Les Français savent que les garanties d’emploi, d’indépendance des fonctionnaires constituent une pierre angulaire du système social.
Par Jean-Paul Piérot
Nicolas Sarkozy n’a pas réussi à diviser les Français avec sa machine infernale de l’identité nationale. Á la lecture de toutes les enquêtes réalisées depuis des mois sur les rapports entre la population et les travailleurs des services publics et les fonctionnaires, tout porte à croire qu’il n’y parviendra pas davantage. Quand l’exécutif croit faire un bon coup en annonçant sans ménagement que les fonctionnaires doivent être soumis au même arbitraire que celui qui règne dans le secteur privé, qu’ils seront désormais licenciés quand l’État supprimera leurs postes sans leur offrir une équivalence acceptable, il croit surfer sur les frustrations des salariés, sur un présumé sentiment « antifonctionnaires », assimilés à des « privilégiés » de « l’emploi à vie » Une nouvelle fois, c’est l’échec, une véritable gifle : 57% des Français, selon un sondage publié hier dans la Tribune, désapprouvent la politique de Nicolas Sarkozy à l’encontre de la fonction publique.
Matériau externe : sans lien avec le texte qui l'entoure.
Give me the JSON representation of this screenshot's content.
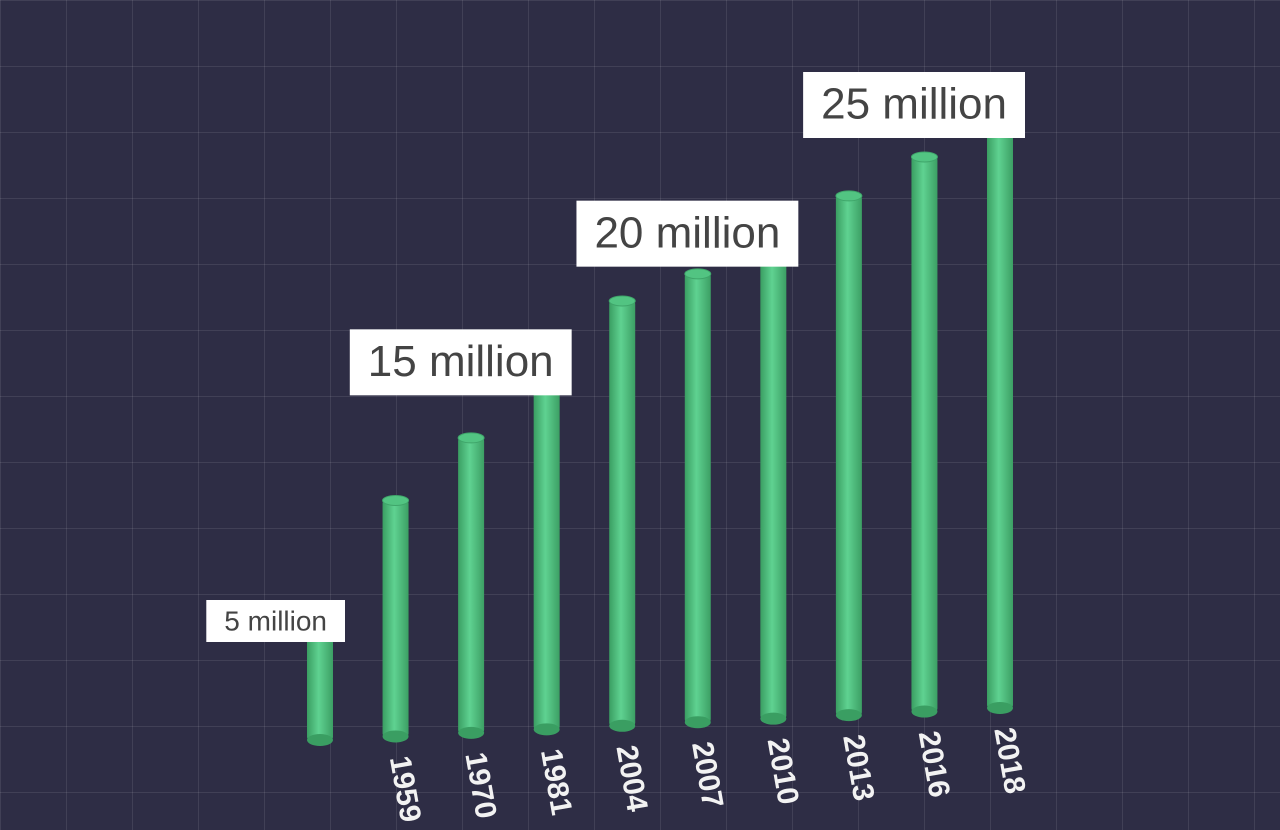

En réalité, le président se trompe profondément sur les convictions qui habitent notre société. Il prête aux Français les sentiments qui sont ceux de sa caste, de la fraction la plus libérale de la droite, la plus soumise aux desiderata du grand patronat à l’égard de l’État et des fonctionnaires. Il suffirait d’attiser le feu par quelques formules désobligeantes, vulgaires, en un mot populistes. Il a moqué les chercheurs, qui travaillent hors du temps du profit immédiat. Il a cru faire rire en prétendant que les élèves des milieux populaires n’avaient pas droit à la culture en citant l’ennui qu’avait dû lui inspirer, jadis, la Princesse de Clèves. Il a martelé l’idée que la suppression d’un poste de fonctionnaire sur deux nous ramènerait à la situation de 1992, période ou la France n’était pas sous-administrée. Comme si la crise ne s’était pas aggravée en dix-huit ans ! On n’en finirait pas de citer tous les plus grossiers traquenards visant à dresser les salariés en butte aux délocalisations, précarisés, maltraités par un système de management qui cultive la souffrance, aux profs qui se battent au quotidien pour limiter les effets dévastateurs des suppressions de postes.
Le chef de l’État ne comprend pas ou méprise délibérément les raisons du soutien de la France à ses fonctionnaires. Et pourtant, soyons justes, il en a abordé une lors de son discours radiotélévisé du 31 décembre, quand il déclara, lueur de sincérité, que la France avait mieux résisté à la crise financière que d’autres pays européen en raison de son modèle social. Un modèle social avancé a besoin d’hommes et de femmes pour le mettre en actes : il faut des enseignants, des postiers, des travailleurs de l’équipement, des médecins et des infirmières et infirmiers dans les hôpitaux publics, des inspecteurs et des médecins du travail pour protéger les droits et la santé des salariés. Et les Français savent d’expérience que les garanties d’emploi, d’indépendance vis-à-vis du pouvoir politique constituent une pierre angulaire du système social. Qu’en sera-t-il quand on supprimera un poste occupé par un fonctionnaire qui déplaît et à qui on proposera une mise au placard ? Ce sera le retour à une pratique que l’Allemagne a connue : les « berufsverbote », ces interdictions professionnelles qui frappaient de nombreux démocrates. La fonction publique, dont le statut fut adopté dans l’élan de la Libération et réactualisé par le ministre communiste Anicet Le Pors après 1981, peut être un obstacle à l’entreprise de démolition sociale à l’œuvre depuis 2007. Les attaques de Nicolas Sarkozy sont cohérentes avec une certaine conception de la France. Il semble que cela ne soit pas celle du peuple français.